A moeda do Irã despencou para uma mínima histórica frente ao dólar, porque nada diz 'paz' como um cerco econômico em grande escala após quase seis meses de guerra. O secretário do Tesouro dos EUA, Scott Bessent, deve anunciar novas sanções contra o Irã em uma coletiva de imprensa marcada para as 13h (horário de Brasília), presumivelmente com uma trilha sonora dramática.
O rial estava sendo negociado a 1,992 milhão por dólar no mercado não regulamentado na segunda-feira, segundo a Bloomberg News, citando dados do site de monitoramento Bonbast - uma queda de 4,5% desde que Donald Trump anunciou uma 'operação econômica esmagadora' contra Teerã na semana passada. Outro site não oficial de monitoramento, TGJU, disse que o rial ultrapassou a marca de 2 milhões no domingo, mas fechou em baixa. Porque quando sua moeda vale menos que o papel em que é impressa, cada ponto decimal importa.
A moeda está sob pressão dos esforços dos EUA para isolar o Irã, ameaçando os poucos parceiros comerciais restantes do país, enquanto bloqueiam seus principais portos no Golfo Pérsico e sufocam as exportações de petróleo. Na semana passada, o governador do banco central do Irã, Abdolnaser Hemmati, disse que as exportações de petróleo bruto do país 'praticamente pararam'. Os Emirados Árabes Unidos, um dos principais parceiros comerciais de Teerã, disseram na semana passada que suspenderam todas as transações financeiras com o Irã até novo aviso.
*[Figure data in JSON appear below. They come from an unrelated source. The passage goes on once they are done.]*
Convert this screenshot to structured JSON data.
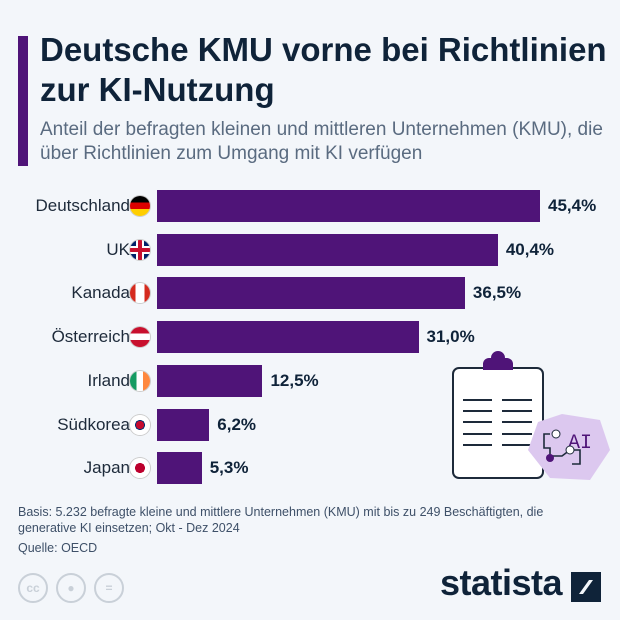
{
  "header": {
    "title": "Deutsche KMU vorne bei Richtlinien zur KI-Nutzung",
    "subtitle": "Anteil der befragten kleinen und mittleren Unternehmen (KMU), die über Richtlinien zum Umgang mit KI verfügen"
  },
  "chart_data": {
    "type": "bar",
    "orientation": "horizontal",
    "categories": [
      "Deutschland",
      "UK",
      "Kanada",
      "Österreich",
      "Irland",
      "Südkorea",
      "Japan"
    ],
    "values": [
      45.4,
      40.4,
      36.5,
      31.0,
      12.5,
      6.2,
      5.3
    ],
    "labels": [
      "45,4%",
      "40,4%",
      "36,5%",
      "31,0%",
      "12,5%",
      "6,2%",
      "5,3%"
    ],
    "unit": "%",
    "bar_color": "#4f1478",
    "xlim": [
      0,
      45.4
    ],
    "grid": false
  },
  "flags": [
    "germany-flag-icon",
    "uk-flag-icon",
    "canada-flag-icon",
    "austria-flag-icon",
    "ireland-flag-icon",
    "south-korea-flag-icon",
    "japan-flag-icon"
  ],
  "footer": {
    "basis": "Basis: 5.232 befragte kleine und mittlere Unternehmen (KMU) mit bis zu 249 Beschäftigten, die generative KI einsetzen; Okt - Dez 2024",
    "source": "Quelle: OECD",
    "logo": "statista",
    "cc": "cc",
    "nd": "="
  },
  "illustration": {
    "ai_label": "AI"
  }
}
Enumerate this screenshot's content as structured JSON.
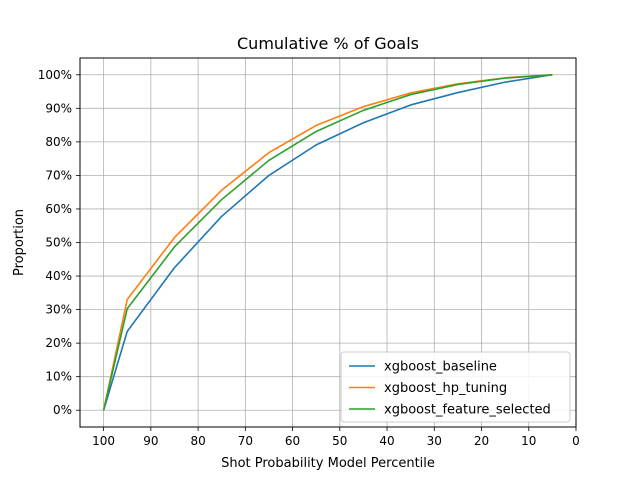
{
  "chart_data": {
    "type": "line",
    "title": "Cumulative % of Goals",
    "xlabel": "Shot Probability Model Percentile",
    "ylabel": "Proportion",
    "x_axis": {
      "reversed": true,
      "lim": [
        105,
        0
      ],
      "ticks": [
        100,
        90,
        80,
        70,
        60,
        50,
        40,
        30,
        20,
        10,
        0
      ],
      "tick_labels": [
        "100",
        "90",
        "80",
        "70",
        "60",
        "50",
        "40",
        "30",
        "20",
        "10",
        "0"
      ]
    },
    "y_axis": {
      "lim": [
        -0.05,
        1.05
      ],
      "ticks": [
        0,
        0.1,
        0.2,
        0.3,
        0.4,
        0.5,
        0.6,
        0.7,
        0.8,
        0.9,
        1.0
      ],
      "tick_labels": [
        "0%",
        "10%",
        "20%",
        "30%",
        "40%",
        "50%",
        "60%",
        "70%",
        "80%",
        "90%",
        "100%"
      ]
    },
    "grid": true,
    "legend": {
      "position": "lower-right"
    },
    "x": [
      100,
      95,
      85,
      75,
      65,
      55,
      45,
      35,
      25,
      15,
      5
    ],
    "series": [
      {
        "name": "xgboost_baseline",
        "color": "#1f77b4",
        "values": [
          0.0,
          0.235,
          0.425,
          0.578,
          0.7,
          0.791,
          0.857,
          0.91,
          0.947,
          0.978,
          1.0
        ]
      },
      {
        "name": "xgboost_hp_tuning",
        "color": "#ff7f0e",
        "values": [
          0.0,
          0.33,
          0.515,
          0.656,
          0.768,
          0.849,
          0.905,
          0.946,
          0.973,
          0.991,
          1.0
        ]
      },
      {
        "name": "xgboost_feature_selected",
        "color": "#2ca02c",
        "values": [
          0.0,
          0.303,
          0.487,
          0.628,
          0.745,
          0.831,
          0.894,
          0.941,
          0.971,
          0.99,
          1.0
        ]
      }
    ]
  }
}
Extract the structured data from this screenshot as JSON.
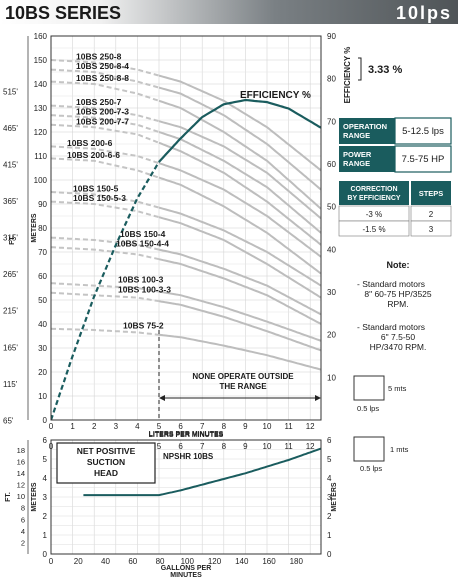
{
  "header": {
    "title": "10BS SERIES",
    "flow_rating": "10lps",
    "header_color": "#5b6064"
  },
  "main_chart": {
    "xlabel": "LITERS PER MINUTES",
    "left_ft_label": "FT.",
    "left_m_label": "METERS",
    "right_label": "EFFICIENCY %",
    "x_ticks": [
      0,
      1,
      2,
      3,
      4,
      5,
      6,
      7,
      8,
      9,
      10,
      11,
      12
    ],
    "m_ticks": [
      0,
      10,
      20,
      30,
      40,
      50,
      60,
      70,
      80,
      90,
      100,
      110,
      120,
      130,
      140,
      150,
      160
    ],
    "ft_ticks": [
      "65'",
      "115'",
      "165'",
      "215'",
      "265'",
      "315'",
      "365'",
      "415'",
      "465'",
      "515'"
    ],
    "eff_ticks": [
      10,
      20,
      30,
      40,
      50,
      60,
      70,
      80,
      90
    ],
    "efficiency_label": "EFFICIENCY %",
    "none_operate_label": [
      "NONE OPERATE OUTSIDE",
      "THE RANGE"
    ],
    "ylim": [
      0,
      160
    ],
    "xlim": [
      0,
      12.5
    ],
    "curve_color": "#bdbdbd",
    "efficiency_color": "#1a5c5e"
  },
  "chart_data": [
    {
      "type": "line",
      "xlabel": "LITERS PER MINUTES",
      "ylabel": "METERS",
      "y2label": "EFFICIENCY %",
      "xlim": [
        0,
        12.5
      ],
      "ylim": [
        0,
        160
      ],
      "y2lim": [
        0,
        90
      ],
      "series": [
        {
          "name": "10BS 250-8",
          "x": [
            0,
            2,
            4,
            6,
            8,
            10,
            12.5
          ],
          "y": [
            150,
            149,
            146,
            141,
            133,
            122,
            104
          ]
        },
        {
          "name": "10BS 250-8-4",
          "x": [
            0,
            2,
            4,
            6,
            8,
            10,
            12.5
          ],
          "y": [
            146,
            145,
            141,
            136,
            127,
            115,
            96
          ]
        },
        {
          "name": "10BS 250-8-8",
          "x": [
            0,
            2,
            4,
            6,
            8,
            10,
            12.5
          ],
          "y": [
            141,
            140,
            136,
            130,
            120,
            108,
            88
          ]
        },
        {
          "name": "10BS 250-7",
          "x": [
            0,
            2,
            4,
            6,
            8,
            10,
            12.5
          ],
          "y": [
            131,
            130,
            127,
            122,
            114,
            103,
            84
          ]
        },
        {
          "name": "10BS 200-7-3",
          "x": [
            0,
            2,
            4,
            6,
            8,
            10,
            12.5
          ],
          "y": [
            127,
            126,
            123,
            117,
            108,
            97,
            78
          ]
        },
        {
          "name": "10BS 200-7-7",
          "x": [
            0,
            2,
            4,
            6,
            8,
            10,
            12.5
          ],
          "y": [
            123,
            122,
            119,
            112,
            103,
            91,
            73
          ]
        },
        {
          "name": "10BS 200-6",
          "x": [
            0,
            2,
            4,
            6,
            8,
            10,
            12.5
          ],
          "y": [
            114,
            113,
            110,
            104,
            96,
            85,
            68
          ]
        },
        {
          "name": "10BS 200-6-6",
          "x": [
            0,
            2,
            4,
            6,
            8,
            10,
            12.5
          ],
          "y": [
            109,
            108,
            104,
            98,
            89,
            78,
            61
          ]
        },
        {
          "name": "10BS 150-5",
          "x": [
            0,
            2,
            4,
            6,
            8,
            10,
            12.5
          ],
          "y": [
            95,
            94,
            91,
            86,
            79,
            70,
            56
          ]
        },
        {
          "name": "10BS 150-5-3",
          "x": [
            0,
            2,
            4,
            6,
            8,
            10,
            12.5
          ],
          "y": [
            91,
            90,
            87,
            82,
            75,
            65,
            51
          ]
        },
        {
          "name": "10BS 150-4",
          "x": [
            0,
            2,
            4,
            6,
            8,
            10,
            12.5
          ],
          "y": [
            76,
            75,
            73,
            69,
            63,
            56,
            44
          ]
        },
        {
          "name": "10BS 150-4-4",
          "x": [
            0,
            2,
            4,
            6,
            8,
            10,
            12.5
          ],
          "y": [
            72,
            71,
            69,
            65,
            59,
            52,
            40
          ]
        },
        {
          "name": "10BS 100-3",
          "x": [
            0,
            2,
            4,
            6,
            8,
            10,
            12.5
          ],
          "y": [
            57,
            56,
            55,
            52,
            47,
            41,
            33
          ]
        },
        {
          "name": "10BS 100-3-3",
          "x": [
            0,
            2,
            4,
            6,
            8,
            10,
            12.5
          ],
          "y": [
            53,
            52,
            51,
            48,
            43,
            37,
            29
          ]
        },
        {
          "name": "10BS 75-2",
          "x": [
            0,
            2,
            4,
            6,
            8,
            10,
            12.5
          ],
          "y": [
            38,
            37.5,
            36.5,
            34.5,
            31,
            27,
            21
          ]
        },
        {
          "name": "EFFICIENCY %",
          "axis": "right",
          "x": [
            0,
            1,
            2,
            3,
            4,
            5,
            6,
            7,
            8,
            9,
            10,
            11,
            12,
            12.5
          ],
          "y": [
            0,
            15,
            29,
            41,
            52,
            60.5,
            66,
            71,
            74,
            75,
            74.5,
            73,
            70,
            68.5
          ]
        }
      ],
      "annotations": [
        "NONE OPERATE OUTSIDE THE RANGE"
      ]
    },
    {
      "type": "line",
      "title": "NPSHR 10BS",
      "xlabel": "LITERS PER MINUTES",
      "x2label": "GALLONS PER MINUTES",
      "ylabel": "METERS",
      "xlim": [
        0,
        12.5
      ],
      "ylim": [
        0,
        6
      ],
      "series": [
        {
          "name": "NPSHR 10BS",
          "x": [
            1.5,
            2,
            3,
            4,
            5,
            6,
            7,
            8,
            9,
            10,
            11,
            12,
            12.5
          ],
          "y": [
            3.1,
            3.1,
            3.1,
            3.1,
            3.1,
            3.35,
            3.65,
            3.95,
            4.25,
            4.6,
            4.95,
            5.35,
            5.55
          ]
        }
      ]
    }
  ],
  "npsh_chart": {
    "box_lines": [
      "NET POSITIVE",
      "SUCTION",
      "HEAD"
    ],
    "title": "NPSHR 10BS",
    "xlabel": "LITERS PER MINUTES",
    "x2label": [
      "GALLONS PER",
      "MINUTES"
    ],
    "m_ticks": [
      0,
      1,
      2,
      3,
      4,
      5,
      6
    ],
    "ft_ticks": [
      2,
      4,
      6,
      8,
      10,
      12,
      14,
      16,
      18
    ],
    "gpm_ticks": [
      0,
      20,
      40,
      60,
      80,
      100,
      120,
      140,
      160,
      180
    ],
    "left_ft_label": "FT.",
    "left_m_label": "METERS",
    "right_m_label": "METERS"
  },
  "side_panel": {
    "efficiency_value": "3.33 %",
    "operation_range_label": [
      "OPERATION",
      "RANGE"
    ],
    "operation_range_value": "5-12.5 lps",
    "power_range_label": [
      "POWER",
      "RANGE"
    ],
    "power_range_value": "7.5-75 HP",
    "correction_header": [
      "CORRECTION",
      "BY EFFICIENCY"
    ],
    "steps_header": "STEPS",
    "correction_rows": [
      {
        "eff": "-3 %",
        "steps": "2"
      },
      {
        "eff": "-1.5 %",
        "steps": "3"
      }
    ],
    "note_title": "Note:",
    "notes": [
      [
        "- Standard motors",
        "8\" 60-75 HP/3525",
        "RPM."
      ],
      [
        "- Standard motors",
        "6\" 7.5-50",
        "HP/3470 RPM."
      ]
    ],
    "scale1_value": "5 mts",
    "scale1_lps": "0.5 lps",
    "scale2_value": "1 mts",
    "scale2_lps": "0.5 lps",
    "panel_color": "#1a5c5e"
  }
}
Tanto para 'negócios como de costume' no Golfo.
Avisando sobre um 'Dia D econômico', Bessent escreveu no Financial Times hoje: 'Ao amanhecer começa um Dia D econômico - a maior ofensiva financeira já montada contra um adversário. Nosso objetivo é cortar todos os fios econômicos que sustentam o regime tirânico até que Teerã fique sozinho.' Esse é o tipo de retórica que faz a guerra parecer uma campanha de marketing particularmente agressiva.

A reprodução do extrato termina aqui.